### Q1: What are missing values in a dataset? Why is it essential to handle missing values? Name some algorithms that are not affected by missing values.

Missing values in a dataset are data entries that are absent or null. Handling missing values is crucial because they can lead to biased estimates, reduce statistical power, and affect the performance of machine learning models.

Some algorithms that are not significantly affected by missing values include:
- **Decision Trees**
- **Random Forests**
- **XGBoost**

These algorithms can handle missing values by using methods like surrogate splits (in Decision Trees) or by default handling mechanisms (in Random Forests and XGBoost).

### Q2: List down techniques used to handle missing data. Give an example of each with python code.
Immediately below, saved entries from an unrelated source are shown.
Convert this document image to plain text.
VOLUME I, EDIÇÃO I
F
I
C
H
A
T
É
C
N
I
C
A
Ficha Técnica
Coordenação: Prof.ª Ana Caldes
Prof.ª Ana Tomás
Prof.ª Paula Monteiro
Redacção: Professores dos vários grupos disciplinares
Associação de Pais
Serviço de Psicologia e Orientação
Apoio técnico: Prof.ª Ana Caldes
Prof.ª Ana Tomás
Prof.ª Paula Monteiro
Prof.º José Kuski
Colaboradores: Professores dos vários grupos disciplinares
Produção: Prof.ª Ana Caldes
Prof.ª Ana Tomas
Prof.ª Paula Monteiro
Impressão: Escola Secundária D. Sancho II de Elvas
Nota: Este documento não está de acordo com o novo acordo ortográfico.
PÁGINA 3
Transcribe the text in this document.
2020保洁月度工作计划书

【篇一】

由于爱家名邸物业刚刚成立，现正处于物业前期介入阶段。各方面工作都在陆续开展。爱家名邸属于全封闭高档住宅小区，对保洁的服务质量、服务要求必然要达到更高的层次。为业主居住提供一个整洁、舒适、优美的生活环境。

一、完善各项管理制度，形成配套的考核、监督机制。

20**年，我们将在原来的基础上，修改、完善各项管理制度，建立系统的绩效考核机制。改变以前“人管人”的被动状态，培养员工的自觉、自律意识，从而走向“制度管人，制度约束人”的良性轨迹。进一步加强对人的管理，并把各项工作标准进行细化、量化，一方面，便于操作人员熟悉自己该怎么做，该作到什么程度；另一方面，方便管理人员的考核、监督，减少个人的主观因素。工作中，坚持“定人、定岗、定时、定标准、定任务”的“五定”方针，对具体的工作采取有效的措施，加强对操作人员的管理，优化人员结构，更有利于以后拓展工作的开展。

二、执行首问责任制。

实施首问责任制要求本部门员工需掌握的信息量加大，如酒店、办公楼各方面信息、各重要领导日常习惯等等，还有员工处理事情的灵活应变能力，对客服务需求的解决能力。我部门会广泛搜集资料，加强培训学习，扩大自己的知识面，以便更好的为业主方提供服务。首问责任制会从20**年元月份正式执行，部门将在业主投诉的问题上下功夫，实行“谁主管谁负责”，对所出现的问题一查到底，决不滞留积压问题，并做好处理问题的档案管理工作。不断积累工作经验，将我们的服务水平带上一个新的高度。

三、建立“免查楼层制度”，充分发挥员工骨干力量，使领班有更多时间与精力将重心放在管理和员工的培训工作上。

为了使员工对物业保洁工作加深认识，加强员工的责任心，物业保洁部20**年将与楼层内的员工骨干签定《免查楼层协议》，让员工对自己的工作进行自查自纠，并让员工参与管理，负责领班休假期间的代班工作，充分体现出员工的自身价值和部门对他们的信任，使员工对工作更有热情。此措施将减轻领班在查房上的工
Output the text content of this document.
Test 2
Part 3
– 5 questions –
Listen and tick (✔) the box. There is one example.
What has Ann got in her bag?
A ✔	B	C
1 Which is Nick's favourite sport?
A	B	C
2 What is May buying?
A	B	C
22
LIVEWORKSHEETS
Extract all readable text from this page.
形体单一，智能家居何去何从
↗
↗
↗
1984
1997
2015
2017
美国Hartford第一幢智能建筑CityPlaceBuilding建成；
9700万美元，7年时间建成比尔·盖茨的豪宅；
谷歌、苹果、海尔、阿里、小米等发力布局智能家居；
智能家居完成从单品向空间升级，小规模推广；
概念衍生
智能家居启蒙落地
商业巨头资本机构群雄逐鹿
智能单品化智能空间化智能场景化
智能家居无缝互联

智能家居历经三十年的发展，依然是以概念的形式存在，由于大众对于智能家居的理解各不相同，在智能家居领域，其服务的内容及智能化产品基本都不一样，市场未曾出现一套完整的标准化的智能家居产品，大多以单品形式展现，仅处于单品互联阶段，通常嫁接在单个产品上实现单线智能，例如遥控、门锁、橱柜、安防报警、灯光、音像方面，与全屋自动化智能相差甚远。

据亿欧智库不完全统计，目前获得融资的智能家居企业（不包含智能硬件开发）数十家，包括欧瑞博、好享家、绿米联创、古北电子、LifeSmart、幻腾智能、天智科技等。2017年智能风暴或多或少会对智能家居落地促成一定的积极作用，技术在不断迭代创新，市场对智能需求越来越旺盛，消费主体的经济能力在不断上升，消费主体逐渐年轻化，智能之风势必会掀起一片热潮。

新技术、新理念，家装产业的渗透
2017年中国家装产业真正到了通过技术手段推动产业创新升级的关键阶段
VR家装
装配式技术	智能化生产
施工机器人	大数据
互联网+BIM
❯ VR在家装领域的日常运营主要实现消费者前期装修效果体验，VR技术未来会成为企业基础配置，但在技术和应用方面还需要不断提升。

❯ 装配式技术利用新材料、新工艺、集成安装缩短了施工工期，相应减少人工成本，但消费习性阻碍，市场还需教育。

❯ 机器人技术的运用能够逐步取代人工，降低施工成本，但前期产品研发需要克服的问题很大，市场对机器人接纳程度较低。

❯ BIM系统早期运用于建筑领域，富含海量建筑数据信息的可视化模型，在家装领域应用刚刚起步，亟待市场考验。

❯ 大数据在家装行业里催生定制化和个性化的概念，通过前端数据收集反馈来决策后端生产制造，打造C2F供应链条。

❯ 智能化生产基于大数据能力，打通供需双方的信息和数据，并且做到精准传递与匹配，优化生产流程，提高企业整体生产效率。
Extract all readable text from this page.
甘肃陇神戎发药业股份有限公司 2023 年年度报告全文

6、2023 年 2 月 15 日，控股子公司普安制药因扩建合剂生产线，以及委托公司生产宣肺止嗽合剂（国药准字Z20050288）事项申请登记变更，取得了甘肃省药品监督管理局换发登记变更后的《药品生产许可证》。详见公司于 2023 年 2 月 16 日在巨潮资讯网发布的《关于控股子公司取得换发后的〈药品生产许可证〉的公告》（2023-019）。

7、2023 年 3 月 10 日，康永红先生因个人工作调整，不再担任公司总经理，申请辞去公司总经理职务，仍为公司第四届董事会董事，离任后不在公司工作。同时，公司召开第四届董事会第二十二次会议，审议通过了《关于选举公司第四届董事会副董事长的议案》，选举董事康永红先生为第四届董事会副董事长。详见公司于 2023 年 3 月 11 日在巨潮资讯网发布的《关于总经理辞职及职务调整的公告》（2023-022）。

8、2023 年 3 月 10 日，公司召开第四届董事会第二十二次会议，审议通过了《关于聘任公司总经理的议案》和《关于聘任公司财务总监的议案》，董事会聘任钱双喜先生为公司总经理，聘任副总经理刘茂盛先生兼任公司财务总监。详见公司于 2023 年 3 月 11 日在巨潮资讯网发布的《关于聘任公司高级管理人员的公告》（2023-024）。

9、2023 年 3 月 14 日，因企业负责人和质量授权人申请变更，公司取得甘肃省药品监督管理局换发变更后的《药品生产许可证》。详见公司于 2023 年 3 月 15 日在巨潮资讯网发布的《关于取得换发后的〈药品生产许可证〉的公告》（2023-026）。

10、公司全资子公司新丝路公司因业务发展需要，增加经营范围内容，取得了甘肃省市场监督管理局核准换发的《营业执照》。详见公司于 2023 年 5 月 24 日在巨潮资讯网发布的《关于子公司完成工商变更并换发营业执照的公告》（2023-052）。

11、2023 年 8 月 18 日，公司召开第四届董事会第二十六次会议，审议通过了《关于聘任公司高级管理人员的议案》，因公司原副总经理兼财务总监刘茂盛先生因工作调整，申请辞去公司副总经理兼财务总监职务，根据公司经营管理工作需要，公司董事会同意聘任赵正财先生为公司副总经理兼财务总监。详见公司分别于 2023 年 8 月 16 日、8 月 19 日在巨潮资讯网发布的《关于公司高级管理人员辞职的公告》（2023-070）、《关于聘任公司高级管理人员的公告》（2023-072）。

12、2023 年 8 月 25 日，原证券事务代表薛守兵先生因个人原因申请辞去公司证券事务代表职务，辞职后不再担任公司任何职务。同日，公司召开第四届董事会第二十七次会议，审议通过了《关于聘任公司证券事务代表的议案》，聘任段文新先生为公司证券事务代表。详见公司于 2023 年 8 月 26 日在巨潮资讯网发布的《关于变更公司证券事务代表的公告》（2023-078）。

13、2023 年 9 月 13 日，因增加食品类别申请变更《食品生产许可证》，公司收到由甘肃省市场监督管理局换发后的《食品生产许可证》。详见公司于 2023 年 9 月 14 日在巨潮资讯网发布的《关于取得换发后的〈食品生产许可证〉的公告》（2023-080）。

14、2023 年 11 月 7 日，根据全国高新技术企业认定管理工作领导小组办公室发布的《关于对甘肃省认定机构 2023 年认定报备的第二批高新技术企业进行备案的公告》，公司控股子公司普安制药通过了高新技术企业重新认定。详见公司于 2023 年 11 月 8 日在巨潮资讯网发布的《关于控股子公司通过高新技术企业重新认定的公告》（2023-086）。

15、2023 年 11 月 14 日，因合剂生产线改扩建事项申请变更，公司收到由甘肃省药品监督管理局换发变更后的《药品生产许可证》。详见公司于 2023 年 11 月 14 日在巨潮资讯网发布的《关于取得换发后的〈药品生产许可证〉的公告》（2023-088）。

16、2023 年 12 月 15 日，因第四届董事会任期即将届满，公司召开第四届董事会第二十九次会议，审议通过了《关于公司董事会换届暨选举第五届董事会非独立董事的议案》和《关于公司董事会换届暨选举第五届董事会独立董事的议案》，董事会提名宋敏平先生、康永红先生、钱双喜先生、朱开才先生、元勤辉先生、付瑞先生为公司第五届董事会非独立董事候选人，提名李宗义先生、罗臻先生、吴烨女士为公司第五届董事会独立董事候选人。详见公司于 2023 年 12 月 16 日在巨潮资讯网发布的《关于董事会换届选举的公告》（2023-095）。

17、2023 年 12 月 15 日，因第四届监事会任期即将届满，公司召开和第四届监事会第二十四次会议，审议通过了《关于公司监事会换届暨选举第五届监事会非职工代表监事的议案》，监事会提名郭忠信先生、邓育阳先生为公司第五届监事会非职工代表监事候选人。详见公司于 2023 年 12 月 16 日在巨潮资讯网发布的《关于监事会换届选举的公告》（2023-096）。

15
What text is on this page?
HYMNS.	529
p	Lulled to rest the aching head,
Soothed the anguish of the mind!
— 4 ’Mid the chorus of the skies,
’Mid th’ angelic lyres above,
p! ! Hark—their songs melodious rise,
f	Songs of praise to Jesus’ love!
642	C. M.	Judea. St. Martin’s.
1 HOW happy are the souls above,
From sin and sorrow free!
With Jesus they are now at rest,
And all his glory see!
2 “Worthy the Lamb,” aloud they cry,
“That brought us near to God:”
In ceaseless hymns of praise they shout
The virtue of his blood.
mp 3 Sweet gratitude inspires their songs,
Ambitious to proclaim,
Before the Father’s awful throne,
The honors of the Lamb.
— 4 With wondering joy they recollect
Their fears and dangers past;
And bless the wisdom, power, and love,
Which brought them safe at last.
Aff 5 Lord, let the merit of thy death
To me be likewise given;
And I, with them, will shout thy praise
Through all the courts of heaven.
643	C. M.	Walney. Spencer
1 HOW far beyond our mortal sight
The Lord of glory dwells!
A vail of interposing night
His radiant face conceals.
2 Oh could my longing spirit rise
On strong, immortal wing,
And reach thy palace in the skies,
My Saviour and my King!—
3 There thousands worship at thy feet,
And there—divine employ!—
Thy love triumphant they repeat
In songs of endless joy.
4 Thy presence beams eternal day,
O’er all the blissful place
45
Here are some common techniques used to handle missing data, along with examples in Python:

####  Removing Missing Values

In [1]:
import pandas as pd

# Sample DataFrame
df = pd.DataFrame({
    'A': [1, 2, None, 4],
    'B': [None, 2, 3, 4]
})

# Drop rows with any missing values
df_dropped = df.dropna()
print(df_dropped)


     A    B
1  2.0  2.0
3  4.0  4.0


In [2]:
# Drop columns with any missing values
df_dropped_columns = df.dropna(axis=1)
print(df_dropped_columns)

Empty DataFrame
Columns: []
Index: [0, 1, 2, 3]


In [3]:
## Imputation with Mean/Median/Mode

In [5]:
from sklearn.impute import SimpleImputer

# Impute missing values with the mean
imputer = SimpleImputer(strategy='mean')
df_imputed = pd.DataFrame(imputer.fit_transform(df), columns=df.columns)

In [6]:
df_imputed

Unnamed: 0,A,B
0,1.0,3.0
1,2.0,2.0
2,2.333333,3.0
3,4.0,4.0


In [7]:
# Impute missing values with the median
imputer = SimpleImputer(strategy='median')
df_imputed_median = pd.DataFrame(imputer.fit_transform(df), columns=df.columns)

In [8]:
df_imputed_median

Unnamed: 0,A,B
0,1.0,3.0
1,2.0,2.0
2,2.0,3.0
3,4.0,4.0


In [9]:
# Impute missing values with the mode
imputer = SimpleImputer(strategy='most_frequent')
df_imputed_mode = pd.DataFrame(imputer.fit_transform(df), columns=df.columns)

In [10]:
df_imputed_mode

Unnamed: 0,A,B
0,1.0,2.0
1,2.0,2.0
2,1.0,3.0
3,4.0,4.0


In [11]:
## Imputation with Forward Fill/Backward Fill

In [13]:
# Forward fill missing values
df_filled = df.fillna(method='ffill')

In [14]:
df_filled

Unnamed: 0,A,B
0,1.0,
1,2.0,2.0
2,2.0,3.0
3,4.0,4.0


In [16]:
# Backward fill missing values
df_filled_bfill = df.fillna(method='bfill')

In [17]:
df_filled_bfill

Unnamed: 0,A,B
0,1.0,2.0
1,2.0,2.0
2,4.0,3.0
3,4.0,4.0


### Q3: Explain the imbalanced data. What will happen if imbalanced data is not handled?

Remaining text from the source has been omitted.